Lessons at the intersection conscious innovation and profit
In light of the new world order that COVID has presented, I think innovation starts by reimagining our current systems to ensure a more conscious existence for humans on this planet. Lourenço used a phrase in our conversation that stuck with me: innovation must improve our human condition. As a society, it has become clear we need change, real tangible change, because the current course has not been sustainable for people, corporations, or the planet. Until now, for many companies doing good was an afterthought. Many Corporate Social Responsibility are separate departments, often in the fringes of corporate life, with limited budgets and bandwidth to implement lasting solutions to the enormous socio-environmental problems.
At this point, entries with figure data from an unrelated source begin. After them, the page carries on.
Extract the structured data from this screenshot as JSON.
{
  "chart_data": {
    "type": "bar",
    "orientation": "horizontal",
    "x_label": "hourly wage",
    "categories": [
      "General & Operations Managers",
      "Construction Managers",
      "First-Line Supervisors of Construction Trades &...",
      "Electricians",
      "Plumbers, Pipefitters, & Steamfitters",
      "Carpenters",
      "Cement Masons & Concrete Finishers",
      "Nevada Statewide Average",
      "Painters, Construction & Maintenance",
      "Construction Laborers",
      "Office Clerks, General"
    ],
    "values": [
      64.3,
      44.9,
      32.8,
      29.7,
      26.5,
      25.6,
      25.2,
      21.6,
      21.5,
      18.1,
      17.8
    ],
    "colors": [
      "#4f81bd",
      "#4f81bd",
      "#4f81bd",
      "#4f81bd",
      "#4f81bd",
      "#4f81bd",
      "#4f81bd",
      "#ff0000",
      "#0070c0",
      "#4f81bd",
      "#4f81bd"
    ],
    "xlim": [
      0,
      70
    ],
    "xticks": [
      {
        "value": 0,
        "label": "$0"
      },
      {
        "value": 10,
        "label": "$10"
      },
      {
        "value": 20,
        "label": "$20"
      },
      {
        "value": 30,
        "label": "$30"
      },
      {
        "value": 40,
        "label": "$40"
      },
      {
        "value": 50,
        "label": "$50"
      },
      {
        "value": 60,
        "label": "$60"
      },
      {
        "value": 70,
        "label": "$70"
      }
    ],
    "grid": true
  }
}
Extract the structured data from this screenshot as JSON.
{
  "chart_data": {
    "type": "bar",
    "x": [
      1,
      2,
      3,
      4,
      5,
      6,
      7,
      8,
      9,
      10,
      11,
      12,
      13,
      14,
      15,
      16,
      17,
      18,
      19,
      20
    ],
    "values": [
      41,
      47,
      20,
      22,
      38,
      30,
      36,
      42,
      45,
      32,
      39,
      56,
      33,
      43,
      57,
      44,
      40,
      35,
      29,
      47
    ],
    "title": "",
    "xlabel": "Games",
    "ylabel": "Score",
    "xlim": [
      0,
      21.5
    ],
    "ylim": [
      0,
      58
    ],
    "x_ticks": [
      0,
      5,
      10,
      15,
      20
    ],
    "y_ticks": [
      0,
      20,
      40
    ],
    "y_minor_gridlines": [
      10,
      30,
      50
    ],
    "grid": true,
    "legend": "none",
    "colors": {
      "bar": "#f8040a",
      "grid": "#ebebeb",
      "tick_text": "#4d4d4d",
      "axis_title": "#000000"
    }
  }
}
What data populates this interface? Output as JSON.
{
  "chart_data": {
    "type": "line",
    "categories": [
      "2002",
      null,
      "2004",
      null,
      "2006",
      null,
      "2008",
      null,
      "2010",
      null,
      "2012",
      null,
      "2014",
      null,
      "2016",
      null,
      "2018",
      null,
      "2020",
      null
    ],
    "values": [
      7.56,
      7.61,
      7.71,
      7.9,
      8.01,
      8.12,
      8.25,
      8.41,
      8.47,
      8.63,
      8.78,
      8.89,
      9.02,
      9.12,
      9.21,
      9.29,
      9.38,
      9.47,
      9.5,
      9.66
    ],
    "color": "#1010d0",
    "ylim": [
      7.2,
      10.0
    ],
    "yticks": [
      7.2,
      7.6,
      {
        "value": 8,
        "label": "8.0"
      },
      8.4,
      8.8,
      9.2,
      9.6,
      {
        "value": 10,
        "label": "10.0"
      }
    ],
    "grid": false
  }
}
What if the implication of COVID is that in the midst of so much uncertainty, anything is possible? In the search to make sense of this current moment, it may serve us to know that several lived realities can hold true – as multifaceted creatures we can make sense of the different realities we inhabit. The chance of this awakening is a source of hope. To see that we are individuals, but we also make up communities, businesses, cities, states, nations that can redefine new possibilities.
There are ideas who linger dormant in our collective mind until their time has come to be. In just the last 12 months Larry Fink, Chairman of BlackRock wrote a letter to its shareholders, the World Economic Forum in Davos announced their Purpose of Declaration, and 11,000 world scientists declared a climate emergency, all making clear the interconnectedness between people, environment, and the global economic system.
As governments, companies, and citizens consider how to reopen the economy, beyond the actual opening of store fronts, the vital question we must ask is what does the economic system mean and who does it serve. The “economy” is a social contract, and it’s time to renegotiate its terms.